Frankly, next to these little week-starters, the continued sniveling over whether Oklahoma City has expressed enough love to Kevin Durant is an embarrassment to all readers everywhere.

In fact, it is an embarrassment anyway. We have been flogging this idiocy for eight months now, and we show no signs of leaving it alone. Frankly, if this is the alternative, give me politics every time.

But we digress. Now that we have the most polarizing President in history (with the possible exception of Abraham Lincoln, with whom Donald Trump will never be compared) to reflect the most polarized United States there has been since the Civil War, it is not only normal but almost required that politics be part of the daily sports menu.

Fewer and fewer sporting figures, from owners on down the organizational chart, are reluctant to air their politics in public. They believe, correctly if you're one of those constitutional junkies who believes the amendments were put there for a reason, that as citizens they get to speak up when the mood strikes them, and that even silence can be a political statement.

In that way, they reflect us as a nation as they are supposed to, and we are not handling these days well at all. Everyone has an opinion, that opinion needs to be shouted and disseminated to strangers without the strangers' input, and the technology makes that more likely to happen than not.

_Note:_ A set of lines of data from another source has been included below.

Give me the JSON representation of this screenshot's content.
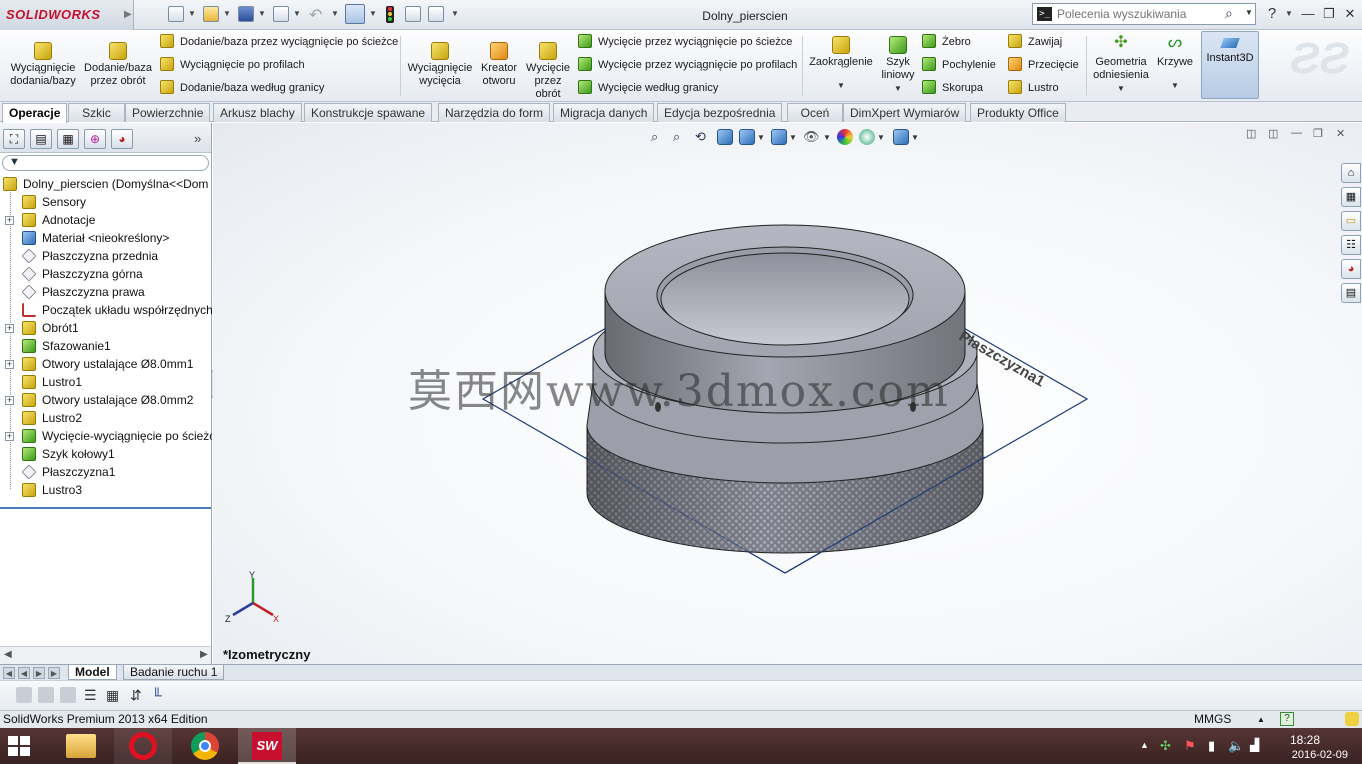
{
  "app": {
    "logo_text": "SOLIDWORKS",
    "document_title": "Dolny_pierscien"
  },
  "search": {
    "placeholder": "Polecenia wyszukiwania",
    "help_label": "?"
  },
  "ribbon": {
    "extrude_boss": "Wyciągnięcie dodania/bazy",
    "revolve_boss": "Dodanie/baza przez obrót",
    "swept_boss": "Dodanie/baza przez wyciągnięcie po ścieżce",
    "lofted_boss": "Wyciągnięcie po profilach",
    "boundary_boss": "Dodanie/baza według granicy",
    "extrude_cut": "Wyciągnięcie wycięcia",
    "hole_wizard": "Kreator otworu",
    "revolve_cut": "Wycięcie przez obrót",
    "swept_cut": "Wycięcie przez wyciągnięcie po ścieżce",
    "lofted_cut": "Wycięcie przez wyciągnięcie po profilach",
    "boundary_cut": "Wycięcie według granicy",
    "fillet": "Zaokrąglenie",
    "linear_pattern": "Szyk liniowy",
    "rib": "Żebro",
    "draft": "Pochylenie",
    "shell": "Skorupa",
    "wrap": "Zawijaj",
    "intersect": "Przecięcie",
    "mirror": "Lustro",
    "reference_geometry": "Geometria odniesienia",
    "curves": "Krzywe",
    "instant3d": "Instant3D"
  },
  "tabs": [
    "Operacje",
    "Szkic",
    "Powierzchnie",
    "Arkusz blachy",
    "Konstrukcje spawane",
    "Narzędzia do form",
    "Migracja danych",
    "Edycja bezpośrednia",
    "Oceń",
    "DimXpert Wymiarów",
    "Produkty Office"
  ],
  "tree": {
    "root": "Dolny_pierscien  (Domyślna<<Dom",
    "items": [
      {
        "label": "Sensory",
        "icon": "sensor-icon",
        "expandable": false
      },
      {
        "label": "Adnotacje",
        "icon": "annotation-icon",
        "expandable": true
      },
      {
        "label": "Materiał <nieokreślony>",
        "icon": "material-icon",
        "expandable": false
      },
      {
        "label": "Płaszczyzna przednia",
        "icon": "plane-icon",
        "expandable": false
      },
      {
        "label": "Płaszczyzna górna",
        "icon": "plane-icon",
        "expandable": false
      },
      {
        "label": "Płaszczyzna prawa",
        "icon": "plane-icon",
        "expandable": false
      },
      {
        "label": "Początek układu współrzędnych",
        "icon": "origin-icon",
        "expandable": false
      },
      {
        "label": "Obrót1",
        "icon": "revolve-icon",
        "expandable": true
      },
      {
        "label": "Sfazowanie1",
        "icon": "chamfer-icon",
        "expandable": false
      },
      {
        "label": "Otwory ustalające Ø8.0mm1",
        "icon": "hole-icon",
        "expandable": true
      },
      {
        "label": "Lustro1",
        "icon": "mirror-icon",
        "expandable": false
      },
      {
        "label": "Otwory ustalające Ø8.0mm2",
        "icon": "hole-icon",
        "expandable": true
      },
      {
        "label": "Lustro2",
        "icon": "mirror-icon",
        "expandable": false
      },
      {
        "label": "Wycięcie-wyciągnięcie po ścieżc",
        "icon": "sweep-cut-icon",
        "expandable": true
      },
      {
        "label": "Szyk kołowy1",
        "icon": "circular-pattern-icon",
        "expandable": false
      },
      {
        "label": "Płaszczyzna1",
        "icon": "plane-icon",
        "expandable": false
      },
      {
        "label": "Lustro3",
        "icon": "mirror-icon",
        "expandable": false
      }
    ]
  },
  "viewport": {
    "view_name": "*Izometryczny",
    "plane_label": "Płaszczyzna1",
    "watermark": "莫西网www.3dmox.com",
    "triad": {
      "x": "X",
      "y": "Y",
      "z": "Z"
    }
  },
  "bottom_tabs": [
    "Model",
    "Badanie ruchu 1"
  ],
  "status": {
    "edition": "SolidWorks Premium 2013 x64 Edition",
    "units": "MMGS"
  },
  "taskbar": {
    "time": "18:28",
    "date": "2016-02-09"
  },
  "colors": {
    "accent": "#c8102e",
    "taskbar": "#4a2c2c",
    "part_gray": "#a7a9b4"
  }
}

Of course the NCAA gets to decide how it does business as long as it is prepared for the public fallout. Of course John Elway gets to advocate for Supreme Court justices. Of course Spike Lee gets to claim the NFL is deliberately punishing Kaepernick for not being Republican owner-friendly – although Lee strangely decides Kaepernick should be punished on the back end by urging that he go to the New York Jets.

And that's the new deal, kids. It's not going away either. In fact, it will get more and more pronounced as time goes on because the United States is filled with aggrieved people with the power to pipe up and a disinclination to pipe down.

Is this good? Who the hell knows? It irritates people, which the main goal of communication in 21st century America, which probably isn't sustainable in the long run. It also breaks down the hypocritical taboo of sports figures not involving themselves in politics when athletes and management people have run for office and contributed to candidates for decades, which clearly makes it sustainable.

In other words, the problem here isn't Duke/South Carolina, or John Elway, or Spike Lee. The problem here is us and our new definition of political discourse, which is a vat of pure boomslang venom with a side of Serbia-v.-Croatia tribal politics. Taking a side doesn't make you new friends, it makes you new enemies, and in a world in which it is easier than ever to be an enemy (on the internet, you don't even have to be present or give your real name, that's how easy it is), ideas like team-building and fan support become more difficult propositions.

But that's who we are now, which means that's what sports has to be now. We are not separate from how we converse with each other, which is why "stick to sports" is now more of a fraud than ever.

Except for Spike Lee trying to put Colin Kaepernick on the New York Jets. That, given the tenor of the time, may classify as a war crime.